Les parties ont été avisées que l'arrêt sera prononcé par sa mise à disposition au greffe de la cour d'appel.
APPELANT :
Monsieur [O] [P]
[Adresse 3]
[Adresse 3]
[Localité 2]
Représenté par Me Yves ROLL de la SELARL CABINET D'AVOCATS ROLL, avocat au barreau D'AIX-EN-PROVENCE
Dispensé de comparution
INTIMÉES :
S.C.E.A. [5]
[Adresse 6]
[Localité 2]
Représentée par Me Florence ROCHELEMAGNE de la SELARL ROCHELEMAGNE-GREGORI-HUC.BEAUCHAMPS, avocat au barreau D'AVIGNON
MSA ALPES VAUCLUSE
[Adresse 4]
[Adresse 4]
[Localité 1]
Non comparante, non représentée
ARRÊT :
Arrêt contradictoire, prononcé publiquement et signé par M. Yves ROUQUETTE-DUGARET, Président, le 17 Octobre 2024, par mise à disposition au greffe de la cour.
FAITS, PROCÉDURE, MOYENS ET PRÉTENTIONS DES PARTIES
Par décision en date du 9 janvier 2017, la Mutualité sociale agricole de Vaucluse a notifié à M. [O] [P], salarié de la SCEA [5] la prise en charge au titre de la législation sur les risques professionnels, de l'accident dont il a été victime le 14 novembre 2016.
Le 16 mars 2017, à la suite d'une visite médicale de reprise, M. [P] a été déclaré apte par le médecin du travail à reprendre son poste.
Le 28 mars 2017, M. [P] était de nouveau placé en arrêt de travail suite à une rechute.
Par requête en date du 31 novembre 2017, M. [O] [P] a sollicité de la Mutualité sociale agricole la mise en oeuvre d'une procédure amiable en reconnaissance de la faute inexcusable de l'employeur.
Par requête du 18 octobre 2018, M. [P] a saisi le tribunal de affaires de sécurité sociale de Vaucluse afin de solliciter la reconnaissance de la faute inexcusable de la SCEA [5] dans l'accident dont il a été victime et la désignation d'un expert judiciaire en vue de déterminer tous les dommages corporels y compris ceux présentant un caractère personnel.

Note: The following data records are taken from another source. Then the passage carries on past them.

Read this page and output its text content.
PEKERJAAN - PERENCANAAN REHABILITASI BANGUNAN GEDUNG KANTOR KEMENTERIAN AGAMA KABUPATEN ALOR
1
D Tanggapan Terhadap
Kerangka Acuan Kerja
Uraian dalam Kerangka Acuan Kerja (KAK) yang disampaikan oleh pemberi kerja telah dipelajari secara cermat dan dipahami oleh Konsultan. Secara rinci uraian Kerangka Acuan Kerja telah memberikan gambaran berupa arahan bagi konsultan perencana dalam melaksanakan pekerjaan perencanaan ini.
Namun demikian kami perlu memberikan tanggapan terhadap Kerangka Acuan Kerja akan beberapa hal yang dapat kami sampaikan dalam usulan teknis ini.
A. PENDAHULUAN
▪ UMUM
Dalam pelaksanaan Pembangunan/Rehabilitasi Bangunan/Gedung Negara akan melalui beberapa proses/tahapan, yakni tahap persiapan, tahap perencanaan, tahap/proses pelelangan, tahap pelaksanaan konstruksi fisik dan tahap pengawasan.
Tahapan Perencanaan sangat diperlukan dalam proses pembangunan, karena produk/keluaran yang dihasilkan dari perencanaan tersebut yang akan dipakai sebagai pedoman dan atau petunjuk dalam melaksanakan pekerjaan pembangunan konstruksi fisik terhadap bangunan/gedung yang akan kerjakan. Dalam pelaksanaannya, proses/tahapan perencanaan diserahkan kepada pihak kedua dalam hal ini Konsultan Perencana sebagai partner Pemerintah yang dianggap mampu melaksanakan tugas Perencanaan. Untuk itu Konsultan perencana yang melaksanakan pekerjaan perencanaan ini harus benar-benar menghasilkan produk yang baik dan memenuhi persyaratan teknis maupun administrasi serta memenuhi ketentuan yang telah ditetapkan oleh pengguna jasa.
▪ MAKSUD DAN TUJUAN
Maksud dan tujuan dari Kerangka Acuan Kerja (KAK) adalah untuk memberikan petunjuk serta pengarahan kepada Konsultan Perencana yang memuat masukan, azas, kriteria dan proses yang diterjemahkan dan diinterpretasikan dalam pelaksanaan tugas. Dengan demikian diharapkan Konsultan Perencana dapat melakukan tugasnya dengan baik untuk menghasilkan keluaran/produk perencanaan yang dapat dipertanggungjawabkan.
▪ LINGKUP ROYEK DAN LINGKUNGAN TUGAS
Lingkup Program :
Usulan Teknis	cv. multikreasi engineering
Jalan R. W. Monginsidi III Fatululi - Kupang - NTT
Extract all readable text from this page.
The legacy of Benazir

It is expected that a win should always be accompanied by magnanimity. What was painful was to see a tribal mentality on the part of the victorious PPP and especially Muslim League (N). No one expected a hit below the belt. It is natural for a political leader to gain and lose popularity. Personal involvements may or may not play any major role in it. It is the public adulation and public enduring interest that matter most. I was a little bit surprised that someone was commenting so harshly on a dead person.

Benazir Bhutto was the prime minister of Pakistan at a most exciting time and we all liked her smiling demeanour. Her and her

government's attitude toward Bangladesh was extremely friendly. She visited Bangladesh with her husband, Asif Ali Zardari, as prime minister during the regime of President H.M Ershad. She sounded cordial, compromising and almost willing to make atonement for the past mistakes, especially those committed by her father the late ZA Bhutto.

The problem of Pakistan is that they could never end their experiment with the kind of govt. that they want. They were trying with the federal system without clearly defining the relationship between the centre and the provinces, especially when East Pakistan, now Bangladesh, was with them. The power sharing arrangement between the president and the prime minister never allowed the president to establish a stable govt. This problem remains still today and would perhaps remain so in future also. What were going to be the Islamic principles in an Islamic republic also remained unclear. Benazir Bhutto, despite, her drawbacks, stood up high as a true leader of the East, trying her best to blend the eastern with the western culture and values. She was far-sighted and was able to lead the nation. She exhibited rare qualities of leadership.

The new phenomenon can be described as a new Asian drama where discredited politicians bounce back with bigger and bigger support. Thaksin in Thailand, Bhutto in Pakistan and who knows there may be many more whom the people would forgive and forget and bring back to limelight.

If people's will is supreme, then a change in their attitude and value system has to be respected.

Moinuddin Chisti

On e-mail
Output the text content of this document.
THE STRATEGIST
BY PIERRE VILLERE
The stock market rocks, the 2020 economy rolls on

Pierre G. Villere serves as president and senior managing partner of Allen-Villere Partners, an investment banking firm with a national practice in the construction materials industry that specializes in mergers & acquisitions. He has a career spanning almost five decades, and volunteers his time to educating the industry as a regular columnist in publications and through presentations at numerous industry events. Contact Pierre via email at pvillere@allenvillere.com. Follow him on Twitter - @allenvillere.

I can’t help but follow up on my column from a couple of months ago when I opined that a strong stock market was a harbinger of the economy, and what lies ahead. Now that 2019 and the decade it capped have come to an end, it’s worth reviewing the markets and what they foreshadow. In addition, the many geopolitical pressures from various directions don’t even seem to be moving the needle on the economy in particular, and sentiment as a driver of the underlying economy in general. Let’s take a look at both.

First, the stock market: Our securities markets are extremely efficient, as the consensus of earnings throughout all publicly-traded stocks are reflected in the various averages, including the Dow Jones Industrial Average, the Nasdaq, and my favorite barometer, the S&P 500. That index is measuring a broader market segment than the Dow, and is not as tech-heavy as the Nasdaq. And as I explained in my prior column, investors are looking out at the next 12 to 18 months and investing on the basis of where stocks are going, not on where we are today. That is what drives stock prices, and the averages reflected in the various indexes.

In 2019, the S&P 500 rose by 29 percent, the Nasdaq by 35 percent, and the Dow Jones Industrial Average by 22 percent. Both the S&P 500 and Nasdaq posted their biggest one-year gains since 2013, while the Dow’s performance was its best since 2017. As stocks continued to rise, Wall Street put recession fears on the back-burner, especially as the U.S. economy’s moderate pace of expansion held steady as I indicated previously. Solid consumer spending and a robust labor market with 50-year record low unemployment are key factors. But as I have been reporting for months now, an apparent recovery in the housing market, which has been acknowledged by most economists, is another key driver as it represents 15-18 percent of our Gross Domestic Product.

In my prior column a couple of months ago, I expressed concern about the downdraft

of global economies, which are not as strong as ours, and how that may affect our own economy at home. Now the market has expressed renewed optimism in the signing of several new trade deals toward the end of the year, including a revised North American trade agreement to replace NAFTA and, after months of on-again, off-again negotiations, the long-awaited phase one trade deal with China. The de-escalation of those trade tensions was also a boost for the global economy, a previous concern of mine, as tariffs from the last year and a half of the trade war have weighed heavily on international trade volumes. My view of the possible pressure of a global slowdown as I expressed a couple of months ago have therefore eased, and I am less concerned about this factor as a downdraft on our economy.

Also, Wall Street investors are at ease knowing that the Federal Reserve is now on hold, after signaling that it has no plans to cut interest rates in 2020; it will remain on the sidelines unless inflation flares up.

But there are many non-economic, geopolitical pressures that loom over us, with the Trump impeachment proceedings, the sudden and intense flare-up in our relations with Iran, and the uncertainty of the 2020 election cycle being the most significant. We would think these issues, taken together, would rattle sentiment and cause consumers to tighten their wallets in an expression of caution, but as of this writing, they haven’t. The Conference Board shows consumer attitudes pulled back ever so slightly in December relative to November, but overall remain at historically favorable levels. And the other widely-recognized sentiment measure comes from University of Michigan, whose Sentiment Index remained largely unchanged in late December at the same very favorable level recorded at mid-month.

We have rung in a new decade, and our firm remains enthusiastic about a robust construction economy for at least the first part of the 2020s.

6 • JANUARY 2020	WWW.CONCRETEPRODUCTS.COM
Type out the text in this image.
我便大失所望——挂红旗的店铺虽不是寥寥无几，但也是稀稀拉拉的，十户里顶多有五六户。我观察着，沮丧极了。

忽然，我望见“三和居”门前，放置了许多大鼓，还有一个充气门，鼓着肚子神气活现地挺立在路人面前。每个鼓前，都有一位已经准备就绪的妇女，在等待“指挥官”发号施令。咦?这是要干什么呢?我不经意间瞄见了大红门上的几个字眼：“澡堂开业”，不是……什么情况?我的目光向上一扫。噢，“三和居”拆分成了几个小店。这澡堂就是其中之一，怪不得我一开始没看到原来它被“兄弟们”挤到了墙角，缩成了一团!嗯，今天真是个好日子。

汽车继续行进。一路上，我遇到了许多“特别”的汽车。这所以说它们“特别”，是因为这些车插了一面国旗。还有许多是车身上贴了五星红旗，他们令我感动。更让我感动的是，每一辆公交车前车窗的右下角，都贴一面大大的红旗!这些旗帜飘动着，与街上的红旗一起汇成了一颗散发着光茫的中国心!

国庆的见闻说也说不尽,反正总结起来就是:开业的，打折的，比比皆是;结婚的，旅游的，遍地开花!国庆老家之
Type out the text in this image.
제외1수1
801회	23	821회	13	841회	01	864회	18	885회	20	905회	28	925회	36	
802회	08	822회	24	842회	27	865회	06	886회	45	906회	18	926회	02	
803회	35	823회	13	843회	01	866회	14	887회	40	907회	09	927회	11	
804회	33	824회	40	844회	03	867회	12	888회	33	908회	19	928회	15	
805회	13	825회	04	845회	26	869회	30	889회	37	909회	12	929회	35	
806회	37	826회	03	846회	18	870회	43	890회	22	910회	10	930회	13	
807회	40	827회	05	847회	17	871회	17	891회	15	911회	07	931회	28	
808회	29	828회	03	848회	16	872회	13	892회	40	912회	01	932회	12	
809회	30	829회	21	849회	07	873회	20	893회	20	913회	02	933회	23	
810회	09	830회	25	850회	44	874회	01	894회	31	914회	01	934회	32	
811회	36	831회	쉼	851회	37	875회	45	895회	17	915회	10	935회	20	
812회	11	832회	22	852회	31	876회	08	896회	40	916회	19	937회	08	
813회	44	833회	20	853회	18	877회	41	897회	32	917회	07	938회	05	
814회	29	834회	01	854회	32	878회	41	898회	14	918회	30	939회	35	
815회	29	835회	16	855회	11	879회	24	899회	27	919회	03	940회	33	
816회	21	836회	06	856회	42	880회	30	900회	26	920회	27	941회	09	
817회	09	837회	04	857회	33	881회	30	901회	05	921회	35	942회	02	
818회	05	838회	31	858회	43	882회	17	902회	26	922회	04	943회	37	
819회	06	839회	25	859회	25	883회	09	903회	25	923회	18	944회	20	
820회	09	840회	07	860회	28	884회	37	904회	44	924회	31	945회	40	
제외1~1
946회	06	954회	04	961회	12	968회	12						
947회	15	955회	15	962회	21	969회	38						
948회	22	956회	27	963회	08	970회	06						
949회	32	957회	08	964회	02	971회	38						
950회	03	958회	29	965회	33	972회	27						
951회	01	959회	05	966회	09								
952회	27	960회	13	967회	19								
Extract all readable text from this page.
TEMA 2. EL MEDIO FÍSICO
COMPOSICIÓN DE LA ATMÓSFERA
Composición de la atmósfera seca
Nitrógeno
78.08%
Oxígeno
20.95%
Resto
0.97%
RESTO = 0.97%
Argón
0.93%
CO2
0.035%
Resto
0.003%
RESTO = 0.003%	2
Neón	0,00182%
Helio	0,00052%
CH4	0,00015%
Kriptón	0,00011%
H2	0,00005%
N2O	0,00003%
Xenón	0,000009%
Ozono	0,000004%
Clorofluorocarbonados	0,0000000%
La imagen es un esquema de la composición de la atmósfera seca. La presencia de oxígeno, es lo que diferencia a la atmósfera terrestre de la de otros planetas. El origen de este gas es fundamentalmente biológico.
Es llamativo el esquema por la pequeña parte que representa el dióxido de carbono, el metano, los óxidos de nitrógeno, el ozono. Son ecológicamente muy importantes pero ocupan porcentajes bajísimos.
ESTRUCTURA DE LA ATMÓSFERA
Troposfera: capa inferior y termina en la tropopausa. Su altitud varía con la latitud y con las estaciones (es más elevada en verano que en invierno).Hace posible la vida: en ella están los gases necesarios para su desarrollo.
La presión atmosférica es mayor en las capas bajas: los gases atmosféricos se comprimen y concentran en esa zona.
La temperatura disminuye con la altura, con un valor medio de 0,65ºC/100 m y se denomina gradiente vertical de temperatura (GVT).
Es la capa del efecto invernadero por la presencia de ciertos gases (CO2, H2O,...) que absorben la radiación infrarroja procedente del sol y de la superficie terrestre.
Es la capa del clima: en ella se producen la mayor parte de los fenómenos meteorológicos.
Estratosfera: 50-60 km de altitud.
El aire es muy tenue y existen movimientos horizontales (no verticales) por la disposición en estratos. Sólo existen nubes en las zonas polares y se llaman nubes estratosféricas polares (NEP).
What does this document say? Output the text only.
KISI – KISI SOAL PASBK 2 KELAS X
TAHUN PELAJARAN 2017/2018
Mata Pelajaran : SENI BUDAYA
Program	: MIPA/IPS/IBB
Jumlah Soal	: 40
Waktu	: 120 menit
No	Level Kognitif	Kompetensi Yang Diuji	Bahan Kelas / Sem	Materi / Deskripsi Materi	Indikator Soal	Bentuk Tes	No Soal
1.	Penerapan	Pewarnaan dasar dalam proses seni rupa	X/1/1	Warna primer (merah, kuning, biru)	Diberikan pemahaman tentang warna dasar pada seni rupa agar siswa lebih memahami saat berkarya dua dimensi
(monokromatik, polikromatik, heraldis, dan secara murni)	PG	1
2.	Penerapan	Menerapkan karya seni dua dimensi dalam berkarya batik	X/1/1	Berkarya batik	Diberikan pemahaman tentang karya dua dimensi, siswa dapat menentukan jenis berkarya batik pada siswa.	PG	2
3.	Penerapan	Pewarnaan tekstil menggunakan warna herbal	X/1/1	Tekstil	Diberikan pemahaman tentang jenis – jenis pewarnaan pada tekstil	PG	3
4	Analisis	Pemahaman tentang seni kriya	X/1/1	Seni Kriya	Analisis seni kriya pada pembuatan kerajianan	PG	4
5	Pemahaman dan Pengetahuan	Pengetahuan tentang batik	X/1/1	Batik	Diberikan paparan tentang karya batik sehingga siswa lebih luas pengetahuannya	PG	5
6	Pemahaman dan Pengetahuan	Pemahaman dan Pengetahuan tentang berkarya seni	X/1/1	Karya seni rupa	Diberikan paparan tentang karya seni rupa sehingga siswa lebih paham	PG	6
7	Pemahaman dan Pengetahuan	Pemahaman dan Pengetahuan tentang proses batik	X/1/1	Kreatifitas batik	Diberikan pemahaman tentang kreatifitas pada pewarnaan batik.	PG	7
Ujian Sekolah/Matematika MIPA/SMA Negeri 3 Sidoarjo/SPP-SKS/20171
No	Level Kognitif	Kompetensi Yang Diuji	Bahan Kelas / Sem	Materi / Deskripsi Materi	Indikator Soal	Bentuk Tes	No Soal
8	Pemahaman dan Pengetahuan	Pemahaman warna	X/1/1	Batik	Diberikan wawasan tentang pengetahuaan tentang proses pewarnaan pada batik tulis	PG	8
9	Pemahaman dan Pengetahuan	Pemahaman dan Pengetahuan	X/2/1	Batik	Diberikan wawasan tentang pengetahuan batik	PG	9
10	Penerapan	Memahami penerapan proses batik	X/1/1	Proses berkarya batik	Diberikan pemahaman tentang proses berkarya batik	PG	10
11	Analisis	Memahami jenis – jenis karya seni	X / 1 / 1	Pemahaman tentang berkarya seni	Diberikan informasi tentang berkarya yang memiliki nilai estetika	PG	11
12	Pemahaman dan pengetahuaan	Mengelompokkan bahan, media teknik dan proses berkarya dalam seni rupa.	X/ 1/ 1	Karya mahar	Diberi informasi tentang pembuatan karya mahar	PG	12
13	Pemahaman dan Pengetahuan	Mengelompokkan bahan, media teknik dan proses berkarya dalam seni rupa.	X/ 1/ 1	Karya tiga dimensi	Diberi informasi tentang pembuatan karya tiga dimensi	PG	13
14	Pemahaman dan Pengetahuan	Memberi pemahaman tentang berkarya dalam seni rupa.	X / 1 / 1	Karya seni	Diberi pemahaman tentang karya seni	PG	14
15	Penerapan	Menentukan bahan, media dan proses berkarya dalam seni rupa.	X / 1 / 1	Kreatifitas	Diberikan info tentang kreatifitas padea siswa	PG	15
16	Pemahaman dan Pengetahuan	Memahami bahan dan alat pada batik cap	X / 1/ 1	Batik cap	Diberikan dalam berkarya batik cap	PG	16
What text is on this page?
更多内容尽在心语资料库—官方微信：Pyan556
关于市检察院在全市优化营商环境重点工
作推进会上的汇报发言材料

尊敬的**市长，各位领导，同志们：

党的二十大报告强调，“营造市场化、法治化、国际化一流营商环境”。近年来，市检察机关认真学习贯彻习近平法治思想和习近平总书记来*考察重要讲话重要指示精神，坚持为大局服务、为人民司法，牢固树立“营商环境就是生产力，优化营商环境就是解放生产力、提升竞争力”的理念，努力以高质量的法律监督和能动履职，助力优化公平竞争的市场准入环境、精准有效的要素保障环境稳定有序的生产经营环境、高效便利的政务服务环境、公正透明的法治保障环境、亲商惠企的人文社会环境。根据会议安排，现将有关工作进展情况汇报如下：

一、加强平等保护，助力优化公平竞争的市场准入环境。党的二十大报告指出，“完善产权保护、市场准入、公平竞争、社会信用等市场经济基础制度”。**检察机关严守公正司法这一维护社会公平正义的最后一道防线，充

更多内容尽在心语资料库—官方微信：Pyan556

Par jugement du 28 avril 2022, le Pôle social du tribunal judiciaire d'Avignon, désormais compétent pour connaître de ce litige, a :
- dit que la Scea [5] n'a commis aucune faute inexcusable à l'origine de l'accident du travail de M. [P] survenu le 14 novembre 2016,
- débouté M. [P] de toutes ses demandes,
- déclaré le jugement opposable à la MSA
- condamné M. [P] aux dépens (article 696 du code de procédure civile).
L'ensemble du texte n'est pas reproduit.